Maureen Ryan of the Huffington Post called "Dark Shadows" the worst episode of the season, saying: "It was a bad episode of TV. And it was not in a special class of mediocrity that allows it to still somehow remain elevated above the fray. It made the mistakes that much less brilliant shows make. It repeated a lot of themes that we're already very familiar with, it didn't add to them in compelling or imaginative ways, and it featured a character [Betty] that just doesn't work."

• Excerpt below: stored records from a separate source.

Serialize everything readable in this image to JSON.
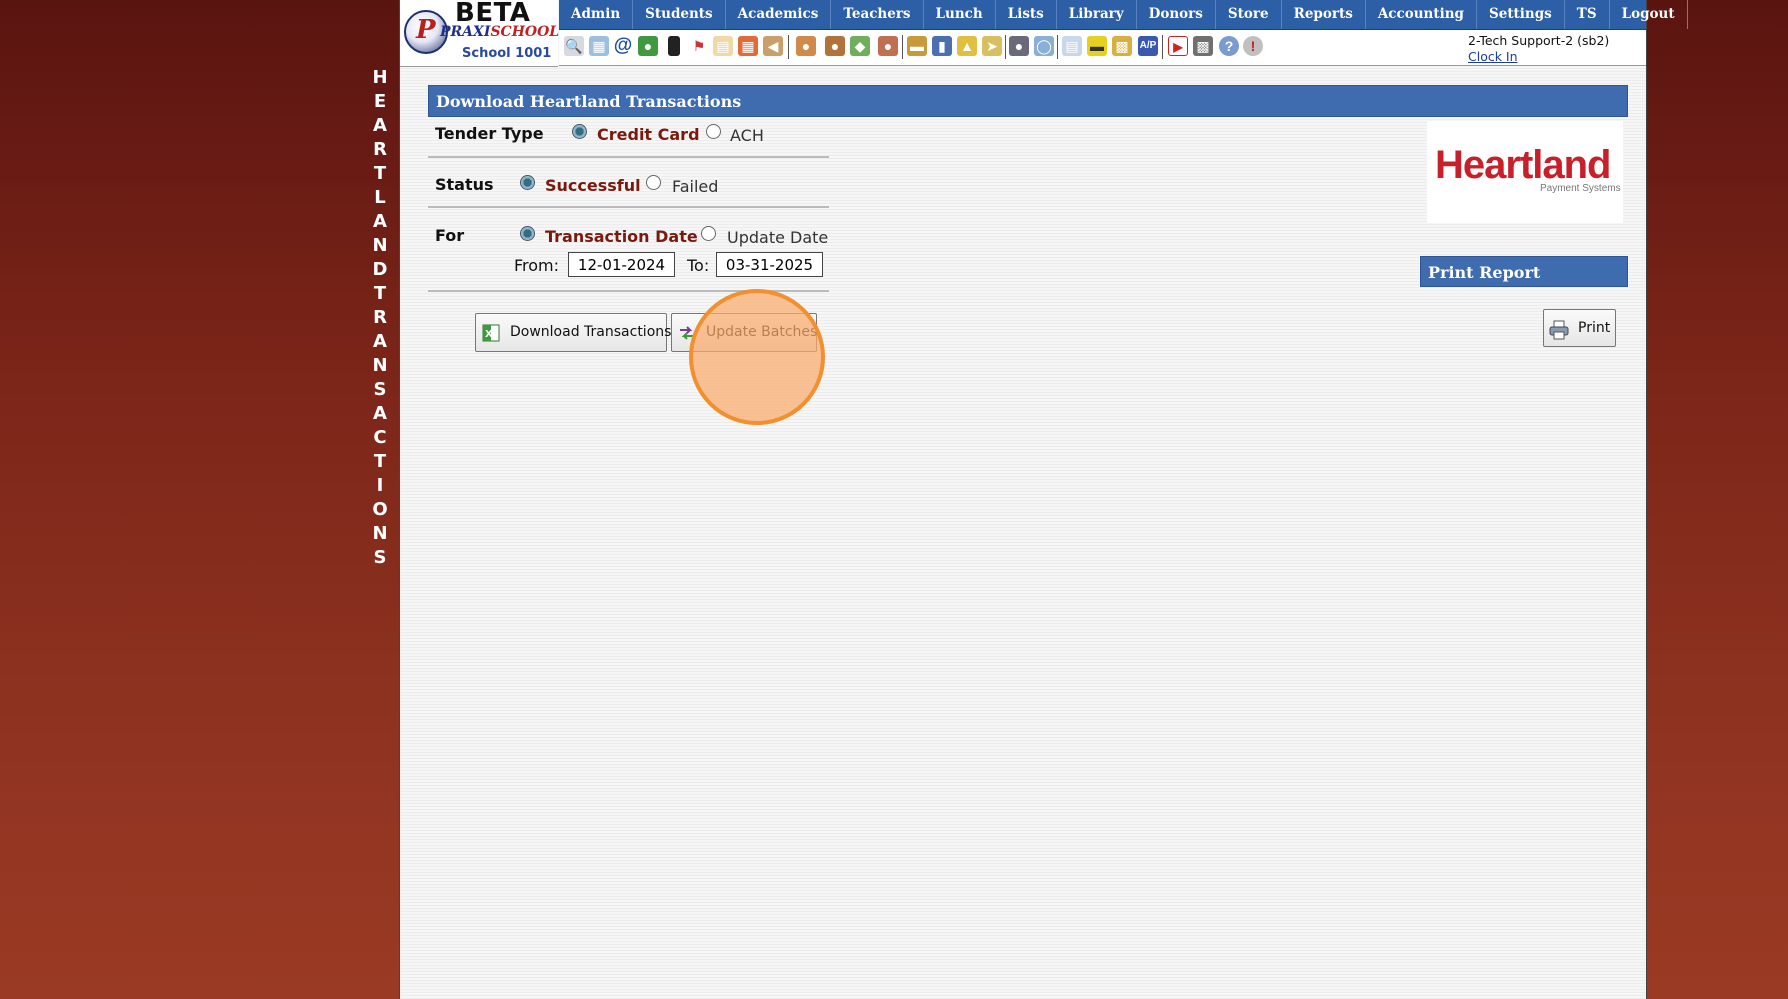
{
  "side_title": "HEARTLAND TRANSACTIONS",
  "header": {
    "beta_label": "BETA",
    "brand_praxi": "PRAXI",
    "brand_school": "SCHOOL",
    "school_name": "School 1001",
    "menu": [
      "Admin",
      "Students",
      "Academics",
      "Teachers",
      "Lunch",
      "Lists",
      "Library",
      "Donors",
      "Store",
      "Reports",
      "Accounting",
      "Settings",
      "TS",
      "Logout"
    ],
    "user": "2-Tech Support-2 (sb2)",
    "clock_in": "Clock In"
  },
  "toolbar_icons": [
    "search-icon",
    "calendar-grid-icon",
    "email-at-icon",
    "chat-icon",
    "mobile-phone-icon",
    "flag-icon",
    "newsletter-icon",
    "calendar-icon",
    "megaphone-icon",
    "add-student-icon",
    "student-icon",
    "payment-icon",
    "family-icon",
    "lunch-icon",
    "book-icon",
    "bell-icon",
    "forward-icon",
    "teacher-icon",
    "clock-icon",
    "report-icon",
    "money-icon",
    "printer-folder-icon",
    "ap-icon",
    "pdf-icon",
    "cash-register-icon",
    "help-icon",
    "alert-icon"
  ],
  "form": {
    "title": "Download Heartland Transactions",
    "tender_type": {
      "label": "Tender Type",
      "option1": "Credit Card",
      "option2": "ACH",
      "selected": "Credit Card"
    },
    "status": {
      "label": "Status",
      "option1": "Successful",
      "option2": "Failed",
      "selected": "Successful"
    },
    "for": {
      "label": "For",
      "option1": "Transaction Date",
      "option2": "Update Date",
      "selected": "Transaction Date"
    },
    "from_label": "From:",
    "from_value": "12-01-2024",
    "to_label": "To:",
    "to_value": "03-31-2025",
    "download_button": "Download Transactions",
    "update_button": "Update Batches"
  },
  "print_panel": {
    "title": "Print Report",
    "print_button": "Print"
  },
  "logo": {
    "word": "Heartland",
    "sub": "Payment Systems"
  },
  "colors": {
    "menu_bar": "#2d5fa6",
    "section_header": "#3f6cae",
    "selected_option": "#7a1a0e",
    "highlight": "#f2902f",
    "heartland_red": "#c8202a"
  }
}
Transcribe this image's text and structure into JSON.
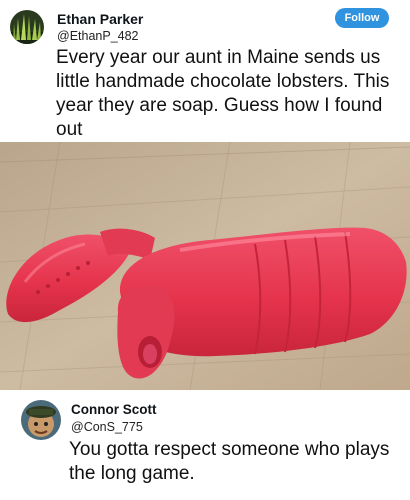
{
  "tweet": {
    "author_name": "Ethan Parker",
    "author_handle": "@EthanP_482",
    "follow_label": "Follow",
    "text": "Every year our aunt in Maine sends us little handmade chocolate lobsters. This year they are soap. Guess how I found out",
    "image": "red soap lobster on wooden cutting board"
  },
  "reply": {
    "author_name": "Connor Scott",
    "author_handle": "@ConS_775",
    "text": "You gotta respect someone who plays the long game."
  },
  "colors": {
    "follow_button": "#2f93e0",
    "lobster": "#e8384f",
    "wood": "#c8b49a"
  }
}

Tim Goodman of The Hollywood Reporter was more forgiving towards the episode, noting: "I'm sure that some of the elements in 'Dark Shadows' will be table-setters for future storylines. It was an episode that seemed to gather itself, make a point while setting up plotlines, then end on time. That's all. There's no harm in that; such episodes come along at least twice in the season run of very good shows. But there was a heavy-handedness to the thematic illustration of self-interest in the episode – like the writers backed up a truck full of references to selfish behavior and dumped them into the room for ease of use. Mad Men can do better than this, of course. It has, and it will again. Just put the anvil down. We get it."

===Accolades===
Ben Feldman who plays Michael Ginsberg received a nomination for the Primetime Emmy Award for Outstanding Guest Actor in a Drama Series for the 64th Primetime Emmy Awards.